Topázio Neto cobrou PSD por apoio a Flávio Bolsonaro
Um ponto crucial destacado por Topázio na carta para sua saída é o descompasso entre o PSD e o eleitorado catarinense em relação à corrida presidencial. O prefeito discorda que a sigla não apoie a candidatura de Flávio Bolsonaro ao Palácio do Planalto. Até o momento, o PSD mantém a posição de ter candidato próprio, com o governador do Paraná, Ratinho Júnior (PSD), favorito para encabeçar a chapa na disputa interna com os também pré-candidatos Ronaldo Caiado, governador de Goiás, e Eduardo Leite, chefe do Executivo no Rio Grande do Sul.
De acordo com o agora ex-pessedista, o partido caminha na "direção contrária" ao que deseja o estado, onde as forças de direita buscam unificação. Topázio alega ainda que, embora tenha recebido "compreensão e anuência" de Gilberto Kassab e do deputado Júlio Garcia sobre seu apoio a Jorginho Mello, a cúpula estadual optou pela "truculência e intimidação".

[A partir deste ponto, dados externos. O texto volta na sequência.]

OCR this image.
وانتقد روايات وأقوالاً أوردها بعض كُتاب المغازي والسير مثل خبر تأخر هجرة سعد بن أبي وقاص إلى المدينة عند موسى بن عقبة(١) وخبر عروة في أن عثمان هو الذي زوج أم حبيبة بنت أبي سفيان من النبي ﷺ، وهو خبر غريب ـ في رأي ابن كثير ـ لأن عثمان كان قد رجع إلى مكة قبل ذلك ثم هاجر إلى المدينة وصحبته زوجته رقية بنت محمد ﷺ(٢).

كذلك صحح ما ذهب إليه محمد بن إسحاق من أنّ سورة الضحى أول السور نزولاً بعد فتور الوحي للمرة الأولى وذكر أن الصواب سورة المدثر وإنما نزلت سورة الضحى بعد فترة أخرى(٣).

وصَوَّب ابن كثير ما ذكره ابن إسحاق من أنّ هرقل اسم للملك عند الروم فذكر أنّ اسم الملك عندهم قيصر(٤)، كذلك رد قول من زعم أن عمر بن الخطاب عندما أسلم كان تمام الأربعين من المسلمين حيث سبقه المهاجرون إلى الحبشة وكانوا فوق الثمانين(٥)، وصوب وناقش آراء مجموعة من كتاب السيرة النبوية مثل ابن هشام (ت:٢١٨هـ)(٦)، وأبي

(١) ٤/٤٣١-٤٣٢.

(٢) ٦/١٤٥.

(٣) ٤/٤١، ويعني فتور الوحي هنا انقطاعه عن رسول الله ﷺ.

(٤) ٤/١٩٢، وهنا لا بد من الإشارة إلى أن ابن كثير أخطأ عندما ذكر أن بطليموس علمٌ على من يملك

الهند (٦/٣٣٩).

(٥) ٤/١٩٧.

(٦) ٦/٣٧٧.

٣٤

A desfiliação de Topázio Neto deixa o PSD sem o comando da prefeitura da capital do estado, ao mesmo tempo que fortalece o palanque de Jorginho Mello (PL), a quem Topázio classificou como um "gestor competente" e "o maior parceiro das prefeituras na história de Santa Catarina". Com o movimento, há portas abertas para Topázio no Republicanos e Podemos, mas no momento ele afirmou que permanecerá sem partido.
Com a saída formalizada, a reunião do diretório estadual que votaria a expulsão do prefeito foi cancelada. O foco agora no PSD catarinense é a estruturação da candidatura de João Rodrigues.